3. What are the justifications for FGM? What are the consequences of FGM? What is being done to change perceptions of FGM in the communities it is practiced? How would you address the cultural reasons for conducting the procedure?
ReplyDeleteThe main justifications for FGC are traditional and customary beliefs and practices, in some cases associated to religion (Islamic Religion), to exercice control over women’s sexuality (as women’s sexuality it’s seen as something dangerous that must be socially controlled) and social pressure from the family, the community or the government.
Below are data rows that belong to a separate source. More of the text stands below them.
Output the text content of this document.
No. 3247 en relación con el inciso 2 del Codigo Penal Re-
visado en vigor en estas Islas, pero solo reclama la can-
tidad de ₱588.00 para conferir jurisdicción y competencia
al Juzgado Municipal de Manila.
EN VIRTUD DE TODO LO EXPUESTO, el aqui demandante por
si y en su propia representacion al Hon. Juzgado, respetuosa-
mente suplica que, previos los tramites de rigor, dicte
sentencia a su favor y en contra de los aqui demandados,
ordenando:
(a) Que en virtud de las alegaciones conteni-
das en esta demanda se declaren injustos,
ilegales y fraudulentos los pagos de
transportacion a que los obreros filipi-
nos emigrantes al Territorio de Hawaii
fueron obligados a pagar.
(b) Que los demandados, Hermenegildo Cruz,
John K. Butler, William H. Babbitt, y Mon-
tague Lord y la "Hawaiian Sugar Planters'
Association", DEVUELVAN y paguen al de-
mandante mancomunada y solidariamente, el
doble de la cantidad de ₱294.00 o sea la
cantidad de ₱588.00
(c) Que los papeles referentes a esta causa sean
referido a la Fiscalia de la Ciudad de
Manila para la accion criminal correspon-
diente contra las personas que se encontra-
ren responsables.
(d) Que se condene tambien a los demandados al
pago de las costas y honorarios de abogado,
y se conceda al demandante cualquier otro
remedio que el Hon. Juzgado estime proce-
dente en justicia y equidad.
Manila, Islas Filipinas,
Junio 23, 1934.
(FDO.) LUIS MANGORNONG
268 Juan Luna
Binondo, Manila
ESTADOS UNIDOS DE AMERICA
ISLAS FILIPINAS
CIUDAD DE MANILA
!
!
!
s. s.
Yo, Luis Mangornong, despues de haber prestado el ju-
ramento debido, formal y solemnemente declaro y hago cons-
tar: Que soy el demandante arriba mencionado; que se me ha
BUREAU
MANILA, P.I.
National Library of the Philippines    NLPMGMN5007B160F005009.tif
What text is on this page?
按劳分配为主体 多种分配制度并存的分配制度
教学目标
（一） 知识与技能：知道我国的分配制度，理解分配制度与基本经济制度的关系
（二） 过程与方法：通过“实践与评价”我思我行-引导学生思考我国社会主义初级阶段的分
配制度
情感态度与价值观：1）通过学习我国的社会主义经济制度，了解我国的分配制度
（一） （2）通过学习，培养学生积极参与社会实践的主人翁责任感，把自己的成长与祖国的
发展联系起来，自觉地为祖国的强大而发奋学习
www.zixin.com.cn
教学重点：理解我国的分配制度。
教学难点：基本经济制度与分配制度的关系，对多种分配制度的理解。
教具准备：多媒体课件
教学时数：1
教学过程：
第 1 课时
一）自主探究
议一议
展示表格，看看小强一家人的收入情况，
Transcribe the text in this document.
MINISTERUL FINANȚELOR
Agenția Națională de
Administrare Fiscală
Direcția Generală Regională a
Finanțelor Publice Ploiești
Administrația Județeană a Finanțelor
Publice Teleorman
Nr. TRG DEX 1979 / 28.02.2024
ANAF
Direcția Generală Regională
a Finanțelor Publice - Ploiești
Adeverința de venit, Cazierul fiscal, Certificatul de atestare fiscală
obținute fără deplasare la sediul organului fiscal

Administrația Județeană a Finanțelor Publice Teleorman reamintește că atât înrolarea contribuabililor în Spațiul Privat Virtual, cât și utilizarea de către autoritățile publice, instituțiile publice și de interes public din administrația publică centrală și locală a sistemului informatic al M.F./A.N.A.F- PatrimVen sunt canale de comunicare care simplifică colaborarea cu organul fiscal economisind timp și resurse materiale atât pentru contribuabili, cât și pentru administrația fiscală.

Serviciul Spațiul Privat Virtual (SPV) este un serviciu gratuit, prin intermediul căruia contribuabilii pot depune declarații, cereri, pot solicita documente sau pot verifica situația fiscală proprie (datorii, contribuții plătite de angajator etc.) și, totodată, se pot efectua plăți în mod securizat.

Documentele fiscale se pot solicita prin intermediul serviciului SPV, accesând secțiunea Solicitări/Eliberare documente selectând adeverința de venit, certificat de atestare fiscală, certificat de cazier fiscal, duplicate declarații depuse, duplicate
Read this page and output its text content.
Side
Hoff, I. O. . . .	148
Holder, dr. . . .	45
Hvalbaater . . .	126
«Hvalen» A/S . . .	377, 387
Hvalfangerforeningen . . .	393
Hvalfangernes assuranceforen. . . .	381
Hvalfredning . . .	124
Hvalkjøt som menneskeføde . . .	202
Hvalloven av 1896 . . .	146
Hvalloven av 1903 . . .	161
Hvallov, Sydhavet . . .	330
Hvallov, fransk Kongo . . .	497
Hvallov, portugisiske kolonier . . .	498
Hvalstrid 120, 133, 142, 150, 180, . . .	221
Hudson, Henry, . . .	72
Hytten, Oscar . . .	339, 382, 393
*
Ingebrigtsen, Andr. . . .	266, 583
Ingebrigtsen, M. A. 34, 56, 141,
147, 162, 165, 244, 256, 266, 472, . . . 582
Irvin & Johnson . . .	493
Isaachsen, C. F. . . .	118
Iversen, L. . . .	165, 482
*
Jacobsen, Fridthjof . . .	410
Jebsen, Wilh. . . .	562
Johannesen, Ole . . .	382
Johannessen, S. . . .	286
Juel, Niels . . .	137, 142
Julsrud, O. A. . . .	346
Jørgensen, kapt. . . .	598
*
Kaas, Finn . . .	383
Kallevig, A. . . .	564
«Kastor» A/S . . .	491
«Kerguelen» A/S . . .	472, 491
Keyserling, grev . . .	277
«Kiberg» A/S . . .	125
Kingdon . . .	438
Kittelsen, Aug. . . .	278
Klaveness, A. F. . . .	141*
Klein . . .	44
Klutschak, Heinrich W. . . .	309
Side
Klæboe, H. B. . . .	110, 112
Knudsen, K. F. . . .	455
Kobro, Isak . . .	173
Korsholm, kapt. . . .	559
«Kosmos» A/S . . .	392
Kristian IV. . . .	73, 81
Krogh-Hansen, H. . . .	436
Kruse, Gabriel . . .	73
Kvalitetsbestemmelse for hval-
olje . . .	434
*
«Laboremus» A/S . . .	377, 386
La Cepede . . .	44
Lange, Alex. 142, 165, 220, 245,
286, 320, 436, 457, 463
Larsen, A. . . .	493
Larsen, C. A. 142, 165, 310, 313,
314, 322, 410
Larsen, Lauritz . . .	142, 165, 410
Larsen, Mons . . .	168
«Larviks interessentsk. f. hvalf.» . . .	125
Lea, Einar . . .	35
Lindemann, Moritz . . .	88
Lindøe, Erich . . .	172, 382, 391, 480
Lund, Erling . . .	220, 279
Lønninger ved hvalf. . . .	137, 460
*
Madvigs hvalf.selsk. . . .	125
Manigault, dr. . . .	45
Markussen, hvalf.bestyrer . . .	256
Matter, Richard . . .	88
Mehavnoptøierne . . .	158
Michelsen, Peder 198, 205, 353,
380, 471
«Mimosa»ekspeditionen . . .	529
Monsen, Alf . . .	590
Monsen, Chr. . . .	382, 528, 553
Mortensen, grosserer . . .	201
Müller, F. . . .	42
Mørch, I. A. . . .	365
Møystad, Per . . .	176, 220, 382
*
The consequences are a lot, but mainly I would divide them in physical consequences (hemorrhages, urine retention problems, infections, infertility…) and psychological consequences (anxiety, depression, lack of desire…), that also have social implications.
It has been very good to see how women’s groups and human rights advocates have used education and awareness raising programs to change this kind of perceptions. I totally agree with Susana that health programs and training traditional health practitioners can be an excellent entry point to start to raise awareness about how not only women but also the whole community is affected by this practice. Although it’s a difficult issue, and it’s important to be aware of the cultural reasons for conducting this procedure, I don’t support the medicalization of the procedure (to continue applying it but with medical and hygienic conditions), because I think it’s still a violation of women’s rights. I prefer that the practice is abolished (and here, the legal frameworks and national laws play an important role, as Susana mentions), although this has to be done with the support of groups of the community who advocate and sensitize about it, instead of being an external imposition.